How To Hammer Home A Message

by OC Movies

5.5

THE QUICK SELL
There’s a huge difference between American animation, be it stop motion or otherwise, and British animation.

RELEASE DATE
1st January 1970

DIRECTED BY
Chris Butler, Sam Fell

WRITTEN BY
Chris Butler

Running Time:
1h 32min

Certificate:
PG

 
 

There’s a huge difference between American animation, be it stop motion or otherwise, and British animation.

This difference is as apparent as anywhere if you look at Paranorman and, say, pretty much any other animation of the same type, from any country really.

You see, films generally have messages, not all do, but most.

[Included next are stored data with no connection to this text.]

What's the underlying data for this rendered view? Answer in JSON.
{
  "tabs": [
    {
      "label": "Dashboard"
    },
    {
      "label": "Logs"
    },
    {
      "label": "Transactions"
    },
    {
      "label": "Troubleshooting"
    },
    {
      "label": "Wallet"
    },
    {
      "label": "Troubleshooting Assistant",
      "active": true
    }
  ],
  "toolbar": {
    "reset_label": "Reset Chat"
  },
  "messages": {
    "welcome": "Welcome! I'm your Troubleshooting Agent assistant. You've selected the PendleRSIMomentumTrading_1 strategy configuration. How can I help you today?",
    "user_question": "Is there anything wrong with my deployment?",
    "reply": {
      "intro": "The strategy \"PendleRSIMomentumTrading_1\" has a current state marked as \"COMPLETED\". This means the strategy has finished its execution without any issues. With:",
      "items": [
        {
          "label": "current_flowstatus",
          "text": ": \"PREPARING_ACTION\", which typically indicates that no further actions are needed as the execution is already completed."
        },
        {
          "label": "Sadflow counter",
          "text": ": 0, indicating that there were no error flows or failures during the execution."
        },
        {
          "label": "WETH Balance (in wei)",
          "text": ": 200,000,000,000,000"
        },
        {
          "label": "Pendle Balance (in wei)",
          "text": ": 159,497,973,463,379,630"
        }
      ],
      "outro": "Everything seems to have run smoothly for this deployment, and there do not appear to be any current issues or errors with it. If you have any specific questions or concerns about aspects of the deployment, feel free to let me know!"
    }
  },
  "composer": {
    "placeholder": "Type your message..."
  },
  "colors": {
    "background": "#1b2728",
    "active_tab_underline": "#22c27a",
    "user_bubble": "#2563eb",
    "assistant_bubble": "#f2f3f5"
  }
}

Those messages range from don’t do drugs to be excellent to each other to don’t trust the aliens.

Most films manage to convey their message with subtlety, they say it once – usually at the end of the film, and move on with their lives.

Paranorman however wants you to get their message. They want you to know more than anything what their message is. They want you to know so much that they keep hammering it at you scene-by-scene like a cartoon character with a frying pan.

Now don’t get me wrong, Paranorman is stunning to look at, but that’s about it. It’s not particularly funny, it isn’t scary (maybe if you are ten?) but the worst element is the main character Norman Babcock, voiced by Kodi Smit-McPhee. Oh god this is the most annoying, whiny character ever to grace the big screen. I think you are supposed to feel sorry for him, maybe side with him. All I could think was he needed a slap round the earhole and told to stop whining.

By the middle of the film his voice was grating on me that rubbing my ears over a cheese-grater would have been preferable.

Tim Burton-esq to look at it may be but it lacks the story telling capabilities and characters of the weird great one!